The influence of small amounts of low-molecular electron acceptor, potassium ferricyanide, 1 to 20% relative to the cytohrome c concentration, on the rate of electron transfer in the sperm whale oxymyoglobin--horse heart cytochrome c and deoxymyoglobin--cytochrome c systems (under aerobic and anaerobic conditions, respectively) was studied. At low ionic strength, the redox reaction rate was found to increase proportionally to the concentration of ferricyanide in both redox systems. The effect depends on pH in the pH range 5-8, increasing sharply at pH < 6. It was shown that the enhancing of electron transfer is caused by the complexing of [Fe(CN)6]3- with cytohrome c in the Lys72 region, where one of the two strong binding sites for this anion is determined by NMR. Both the high ionic strength and the chemical modification of Lys72 residue inhibit this effect at low ionic strength, markedly decreasing the rate of reaction with myoglobin. Under the same conditions, the effect of ferricyanide in the reaction of oxy-Mb with yeast cytohrome c, which is isopotential to animal cytochromes c but possesses trimethylated Lys72, was several times smaller. In turn, the chemical modification of His residues in myoglobin and the complexing of zinc ion to His119(GH1) almost completely inhibit electron transfer in the systems. Thus, electron transfer between the proteins must proceed through the formation of the Mb.[Fe(CN)6]3-.Cyt c ternary complex, the contacting sites being localized in the His119(GH1) region of myoglobin and near Lys72 of cytohrome c. The increased electron transfer rate in the presence of [Fe(CN)6]3- can be explained by that its binding near Lys72, firstly, provides better electrostatic interactions in the electron transfer complex and, besides, decreases significantly (about 2-fold) the tunneling distance between the two hemes (two lengths of 1.7 and 1.2 nm instead of one of 2.9 nm).     

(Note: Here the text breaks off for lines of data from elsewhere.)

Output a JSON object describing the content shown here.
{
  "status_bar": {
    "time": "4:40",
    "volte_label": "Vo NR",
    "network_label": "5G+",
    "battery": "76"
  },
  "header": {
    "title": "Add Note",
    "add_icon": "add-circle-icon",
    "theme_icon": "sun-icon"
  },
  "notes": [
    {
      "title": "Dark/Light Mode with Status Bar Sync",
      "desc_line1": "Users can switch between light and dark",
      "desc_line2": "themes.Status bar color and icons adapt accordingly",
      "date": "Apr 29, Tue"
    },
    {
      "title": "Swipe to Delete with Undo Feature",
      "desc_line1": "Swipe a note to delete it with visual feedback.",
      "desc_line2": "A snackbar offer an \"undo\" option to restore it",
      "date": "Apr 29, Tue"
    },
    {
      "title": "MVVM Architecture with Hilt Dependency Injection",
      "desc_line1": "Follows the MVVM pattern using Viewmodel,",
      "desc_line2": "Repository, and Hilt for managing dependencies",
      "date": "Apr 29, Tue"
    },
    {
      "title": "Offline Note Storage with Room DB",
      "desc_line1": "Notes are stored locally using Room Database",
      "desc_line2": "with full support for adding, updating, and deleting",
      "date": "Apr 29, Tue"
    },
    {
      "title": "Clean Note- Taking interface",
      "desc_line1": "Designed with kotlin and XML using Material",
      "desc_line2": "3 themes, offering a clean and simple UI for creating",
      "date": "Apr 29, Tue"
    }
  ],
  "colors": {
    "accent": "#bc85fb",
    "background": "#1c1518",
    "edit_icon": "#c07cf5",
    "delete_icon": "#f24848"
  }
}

Electron transfer in hemoproteins. VIII. Influence of ionic strength on the rate of reduction of ferricytochrome c by oxymyoglobin derivatives, chemically modified at histidine residues

The influence of chemical modification of His residues in Mb on the rate of redox reaction in system MbO2--Cyt c has been studied at different ionic strengths and pH medium. The products of alkylation of all available His by bromacetate and iodacetamide, CM-Mb and CA-Mb, respectively, and myoglobin, modified by spin label 2,2', 6,6'-tetramethyl-4-bromoacetoxypiperidine-1-oxyl (SL) at His residue A10--Sl (His-A10)--Mb have been studied. It has been shown, that the character of the ionic strength dependence of reaction SL(His-A10)--MbO2 with Cyt c at pH 6.0 ann 7.0 is basically analogues to that, observed for intact protein. It means that only His-GH1 of two His residues, His-A10 and His-GH1, situated in the region of "active contact" of Mg with Cyt c molecule, participates in the interactions, essential for electron transfer. The interaction of the charge of this His with the negatively charged group of Cyt c is necessary, probably for the proper arrangement of other interactions in the active complex, because the deprotonation of His-GHl in the studied pH interval decreases the rate of the process by more than one order of magnitude. The rate of oxidation of MC-MbO2 and CA-MbO2 by ferricytochrome c, in contrast to intact protein, shows a weak dependence on the ionic strength and does not depend on the pH medium, throughout the range of ionic strengths from 0.005 to 1.0. The cause of the radical change in the ionic strength dependence is, probably, nearly entire disturbance of electrostatic interactions in the active complex due to chemical modification of His residues in the site of "active contact", and first of all, the His-CHl residue. The fact, that during alkylation of all available His in Mb the electron transfer persists in the system, points to that in the process of electron transfer to cytochrome c, uncharged group, most probably "inner" His-B5, participates. Based on the data on spatial structure and the obtained results, the positions of the charged groups in the site of "active contact" of Mb with Cyt c molecule are presented.